Saint Gabinus, fresque de Baldassare Croce, 1598, église Sainte Suzanne, RomeFrère du pape saint Caïus et père de sainte Suzanne, il fut longtemps détenu en prison et y mourut pour la foi sous l'empereur Dioclétien. D'aucuns donnent une autre version. C'était un prêtre romain qui ne connut pas le martyre, mais qui eut un renom de sainteté parce qu'il fut enterré dans la basilique de Sainte Suzanne à Rome, honneur qui lui valut en même temps d'entrer dans le martyrologe.
Illustration: Saint Gabinus, fresque de Baldassare Croce, 1598, église Sainte Suzanne, Rome.

 

 

Saint Conrad Confalonieri
Ermite tertiaire franciscain en Sicile

 

Conrad (Corrado) naît à Calendasco (province de Plaisance, Italie) en 1290, descendant de la noble famille Confalonieri. 

Seigneur de Plaisance, Conrad voulut, au cours d'une chasse, en 1313, débusquer un sanglier en mettant le feu à un fourré.

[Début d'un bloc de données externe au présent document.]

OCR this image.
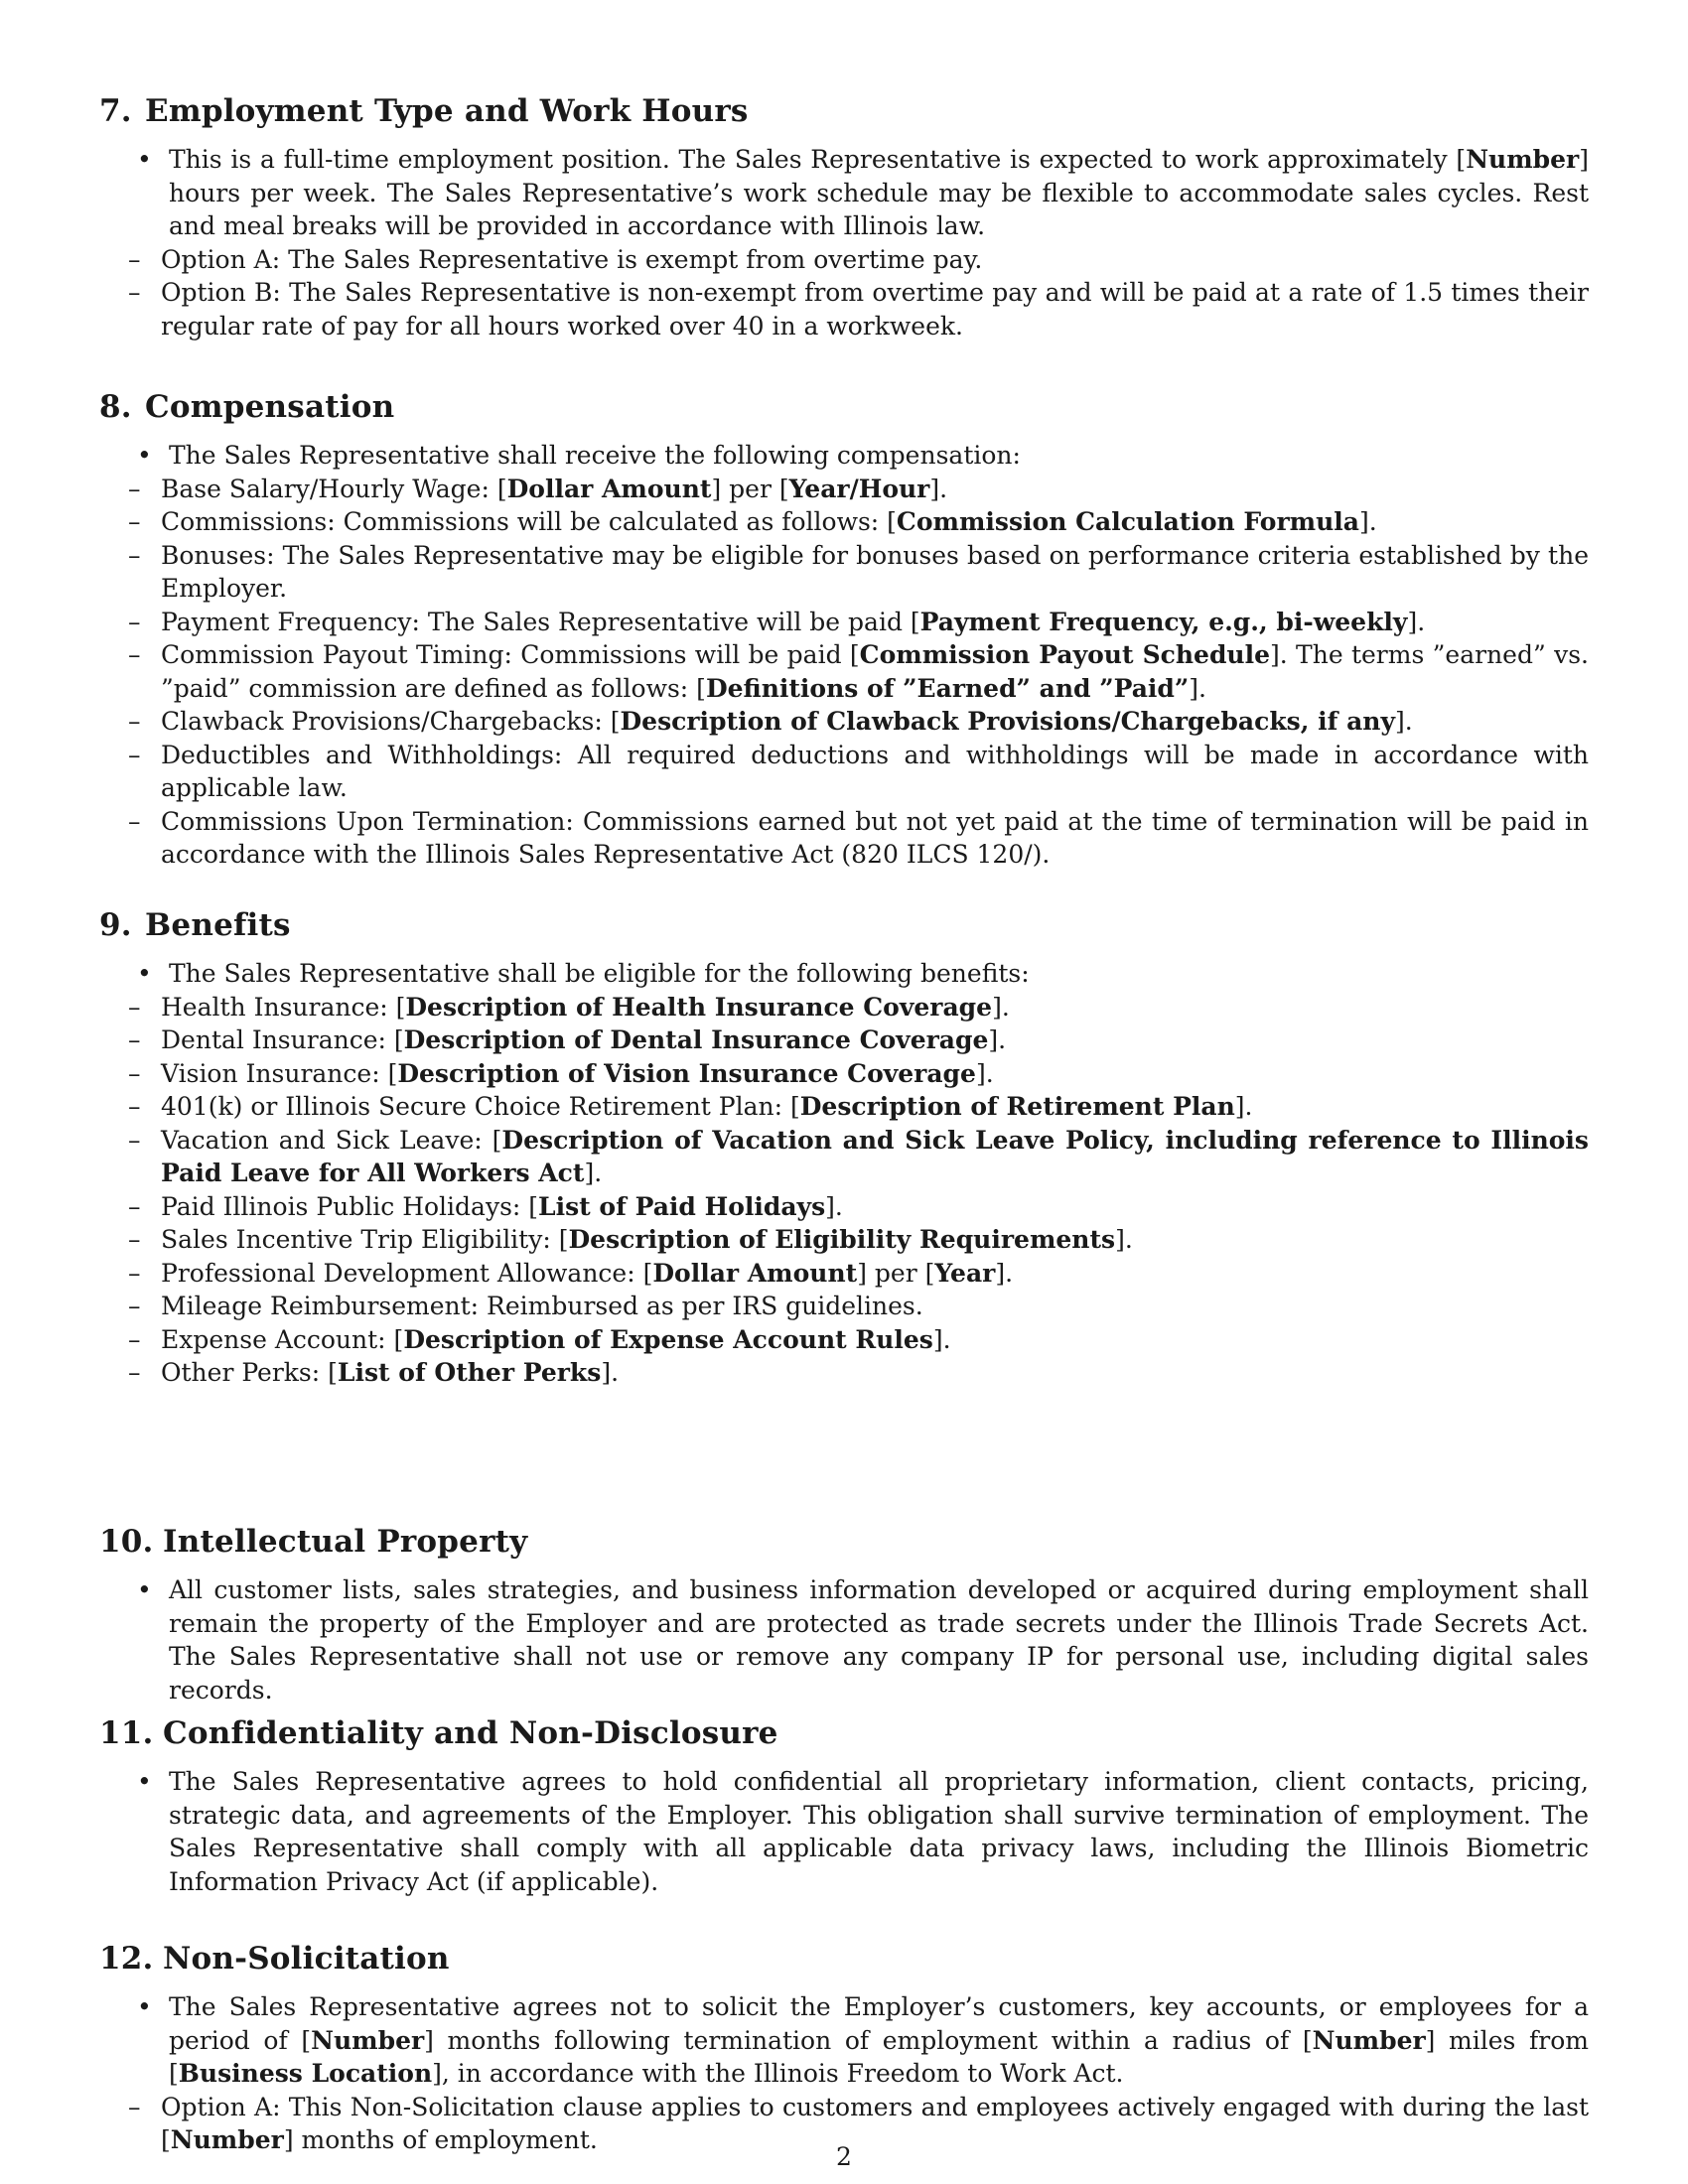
7. Employment Type and Work Hours
• This is a full-time employment position. The Sales Representative is expected to work approximately [Number] hours per week. The Sales Representative’s work schedule may be flexible to accommodate sales cycles. Rest and meal breaks will be provided in accordance with Illinois law.
– Option A: The Sales Representative is exempt from overtime pay.
– Option B: The Sales Representative is non-exempt from overtime pay and will be paid at a rate of 1.5 times their regular rate of pay for all hours worked over 40 in a workweek.
8. Compensation
• The Sales Representative shall receive the following compensation:
– Base Salary/Hourly Wage: [Dollar Amount] per [Year/Hour].
– Commissions: Commissions will be calculated as follows: [Commission Calculation Formula].
– Bonuses: The Sales Representative may be eligible for bonuses based on performance criteria established by the Employer.
– Payment Frequency: The Sales Representative will be paid [Payment Frequency, e.g., bi-weekly].
– Commission Payout Timing: Commissions will be paid [Commission Payout Schedule]. The terms ”earned” vs. ”paid” commission are defined as follows: [Definitions of ”Earned” and ”Paid”].
– Clawback Provisions/Chargebacks: [Description of Clawback Provisions/Chargebacks, if any].
– Deductibles and Withholdings: All required deductions and withholdings will be made in accordance with applicable law.
– Commissions Upon Termination: Commissions earned but not yet paid at the time of termination will be paid in accordance with the Illinois Sales Representative Act (820 ILCS 120/).
9. Benefits
• The Sales Representative shall be eligible for the following benefits:
– Health Insurance: [Description of Health Insurance Coverage].
– Dental Insurance: [Description of Dental Insurance Coverage].
– Vision Insurance: [Description of Vision Insurance Coverage].
– 401(k) or Illinois Secure Choice Retirement Plan: [Description of Retirement Plan].
– Vacation and Sick Leave: [Description of Vacation and Sick Leave Policy, including reference to Illinois Paid Leave for All Workers Act].
– Paid Illinois Public Holidays: [List of Paid Holidays].
– Sales Incentive Trip Eligibility: [Description of Eligibility Requirements].
– Professional Development Allowance: [Dollar Amount] per [Year].
– Mileage Reimbursement: Reimbursed as per IRS guidelines.
– Expense Account: [Description of Expense Account Rules].
– Other Perks: [List of Other Perks].
10. Intellectual Property
• All customer lists, sales strategies, and business information developed or acquired during employment shall remain the property of the Employer and are protected as trade secrets under the Illinois Trade Secrets Act. The Sales Representative shall not use or remove any company IP for personal use, including digital sales records.
11. Confidentiality and Non-Disclosure
• The Sales Representative agrees to hold confidential all proprietary information, client contacts, pricing, strategic data, and agreements of the Employer. This obligation shall survive termination of employment. The Sales Representative shall comply with all applicable data privacy laws, including the Illinois Biometric Information Privacy Act (if applicable).
12. Non-Solicitation
• The Sales Representative agrees not to solicit the Employer’s customers, key accounts, or employees for a period of [Number] months following termination of employment within a radius of [Number] miles from [Business Location], in accordance with the Illinois Freedom to Work Act.
– Option A: This Non-Solicitation clause applies to customers and employees actively engaged with during the last [Number] months of employment.
2
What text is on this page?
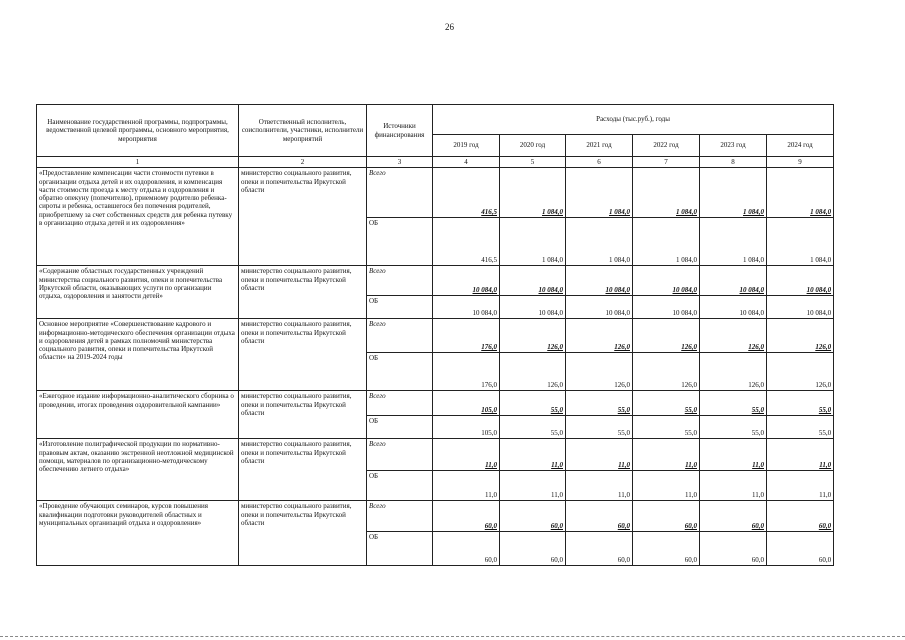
26
Наименование государственной программы, подпрограммы, ведомственной целевой программы, основного мероприятия, мероприятия	Ответственный исполнитель, соисполнители, участники, исполнители мероприятий	Источники финансирования	Расходы (тыс.руб.), годы					
			2019 год	2020 год	2021 год	2022 год	2023 год	2024 год
1	2	3	4	5	6	7	8	9
«Предоставление компенсации части стоимости путевки в организации отдыха детей и их оздоровления, и компенсация части стоимости проезда к месту отдыха и оздоровления и обратно опекуну (попечителю), приемному родителю ребенка-сироты и ребенка, оставшегося без попечения родителей, приобретшему за счет собственных средств для ребенка путевку в организацию отдыха детей и их оздоровления»	министерство социального развития, опеки и попечительства Иркутской области	Всего	416,5	1 084,0	1 084,0	1 084,0	1 084,0	1 084,0
		ОБ	416,5	1 084,0	1 084,0	1 084,0	1 084,0	1 084,0
«Содержание областных государственных учреждений министерства социального развития, опеки и попечительства Иркутской области, оказывающих услуги по организации отдыха, оздоровления и занятости детей»	министерство социального развития, опеки и попечительства Иркутской области	Всего	10 084,0	10 084,0	10 084,0	10 084,0	10 084,0	10 084,0
		ОБ	10 084,0	10 084,0	10 084,0	10 084,0	10 084,0	10 084,0
Основное мероприятие «Совершенствование кадрового и информационно-методического обеспечения организации отдыха и оздоровления детей в рамках полномочий министерства социального развития, опеки и попечительства Иркутской области» на 2019-2024 годы	министерство социального развития, опеки и попечительства Иркутской области	Всего	176,0	126,0	126,0	126,0	126,0	126,0
		ОБ	176,0	126,0	126,0	126,0	126,0	126,0
«Ежегодное издание информационно-аналитического сборника о проведении, итогах проведения оздоровительной кампании»	министерство социального развития, опеки и попечительства Иркутской области	Всего	105,0	55,0	55,0	55,0	55,0	55,0
		ОБ	105,0	55,0	55,0	55,0	55,0	55,0
«Изготовление полиграфической продукции по нормативно-правовым актам, оказанию экстренной неотложной медицинской помощи, материалов по организационно-методическому обеспечению летнего отдыха»	министерство социального развития, опеки и попечительства Иркутской области	Всего	11,0	11,0	11,0	11,0	11,0	11,0
		ОБ	11,0	11,0	11,0	11,0	11,0	11,0
«Проведение обучающих семинаров, курсов повышения квалификации подготовки руководителей областных и муниципальных организаций отдыха и оздоровления»	министерство социального развития, опеки и попечительства Иркутской области	Всего	60,0	60,0	60,0	60,0	60,0	60,0
		ОБ	60,0	60,0	60,0	60,0	60,0	60,0
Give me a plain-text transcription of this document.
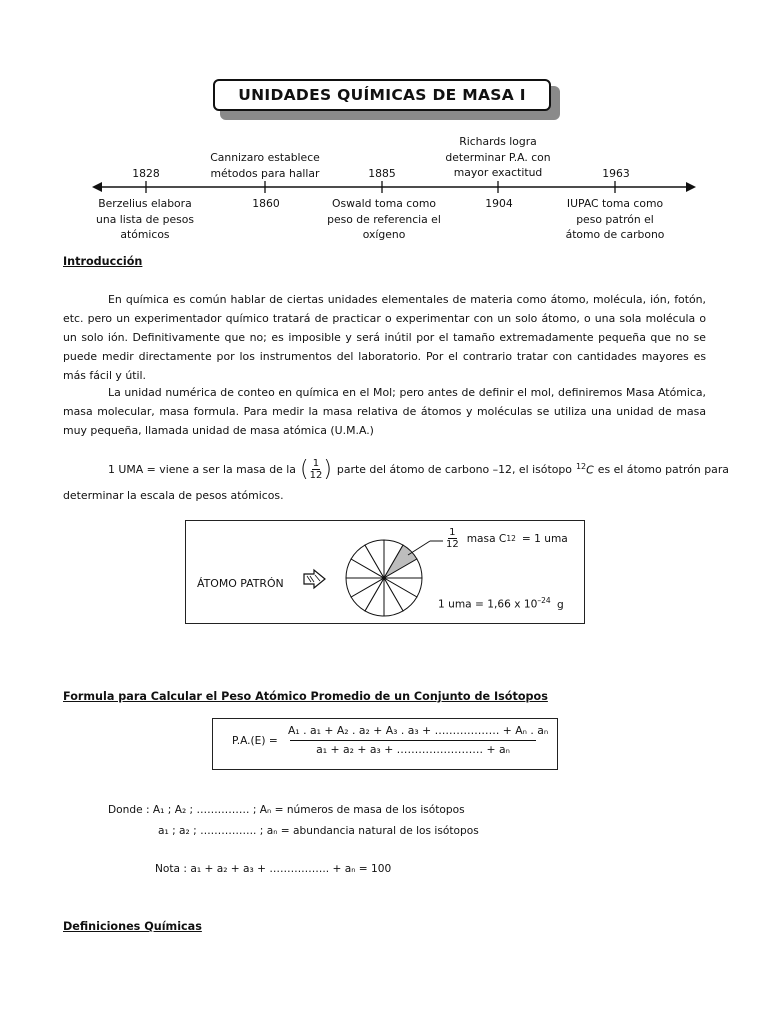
UNIDADES QUÍMICAS DE MASA I
1828
Cannizaro establece métodos para hallar	1885
Richards logra determinar P.A. con mayor exactitud	1963
Berzelius elabora una lista de pesos atómicos
1860	Oswald toma como peso de referencia el oxígeno
1904	IUPAC toma como peso patrón el átomo de carbono
Introducción
En química es común hablar de ciertas unidades elementales de materia como átomo, molécula, ión, fotón, etc. pero un experimentador químico tratará de practicar o experimentar con un solo átomo, o una sola molécula o un solo ión. Definitivamente que no; es imposible y será inútil por el tamaño extremadamente pequeña que no se puede medir directamente por los instrumentos del laboratorio. Por el contrario tratar con cantidades mayores es más fácil y útil.
La unidad numérica de conteo en química en el Mol; pero antes de definir el mol, definiremos Masa Atómica, masa molecular, masa formula. Para medir la masa relativa de átomos y moléculas se utiliza una unidad de masa muy pequeña, llamada unidad de masa atómica (U.M.A.)
1 UMA = viene a ser la masa de la ( $\frac{1}{12}$ ) parte del átomo de carbono –12, el isótopo $^{12}$C es el átomo patrón para
determinar la escala de pesos atómicos.
ÁTOMO PATRÓN
$\frac{1}{12}$ masa C 12 = 1 uma
1 uma = 1,66 x $10^{-24}$ g
Formula para Calcular el Peso Atómico Promedio de un Conjunto de Isótopos
P.A.(E) =
A₁ . a₁ + A₂ . a₂ + A₃ . a₃ + ……………… + Aₙ . aₙ
a₁ + a₂ + a₃ + …………………… + aₙ
Donde : A₁ ; A₂ ; …………… ; Aₙ = números de masa de los isótopos
a₁ ; a₂ ; ……………. ; aₙ = abundancia natural de los isótopos
Nota : a₁ + a₂ + a₃ + …………….. + aₙ = 100
Definiciones Químicas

Mais un vent violent se leva et l'incendie ravagea une grande partie de la contrée. On trouva le coupable en désignant un pauvre vieillard qui était venu ramasser du bois.

Conrad le laissa condamner à mort mais il se repentit bientôt de sa lâcheté et alla se dénoncer pour éviter que l'innocent ne soit exécuté. Il dut alors, avec sa femme, sacrifier tous leurs biens pour réparation et se retrouvèrent pauvres.

Ils décidèrent, un peu plus tard, de se séparer d'un commun accord afin de pouvoir entrer dans les ordres. Sa femme se fit carmélite et lui-même entra dans le tiers ordre de saint François. Puis il alla en Sicile se dévouer au service des malades et passa les dernières années de sa vie comme anachorète sur une haute montagne.

Conrad mourut près de Noto en Sicile, dans la grotte des « Pizzoni », le 19 février 1351.

 

Bse Élisabeth (Elisabetta) Picenardi

Servite de Marie

 

Élisabeth (nom de baptême Bartolomea) naît à Crémone (en Lombardie) entre 1428 et 1430, de Leonardo Picenardi et Paola Nuvoloni.

Peu après sa naissance, son père déménage avec sa famille à Mantoue pour être au service du marquis de Gonzague. Élisabeth est donc élevée dans cette ville. Elle demeure dans une maison proche de l’église Saint-Barnabé desservie par les frères Serviteurs de Marie de l’Observance. Elle a donc souvent l’occasion de rencontrer des membres de l’Ordre, ce qui sans aucun doute influence sa formation spirituelle de jeune fille.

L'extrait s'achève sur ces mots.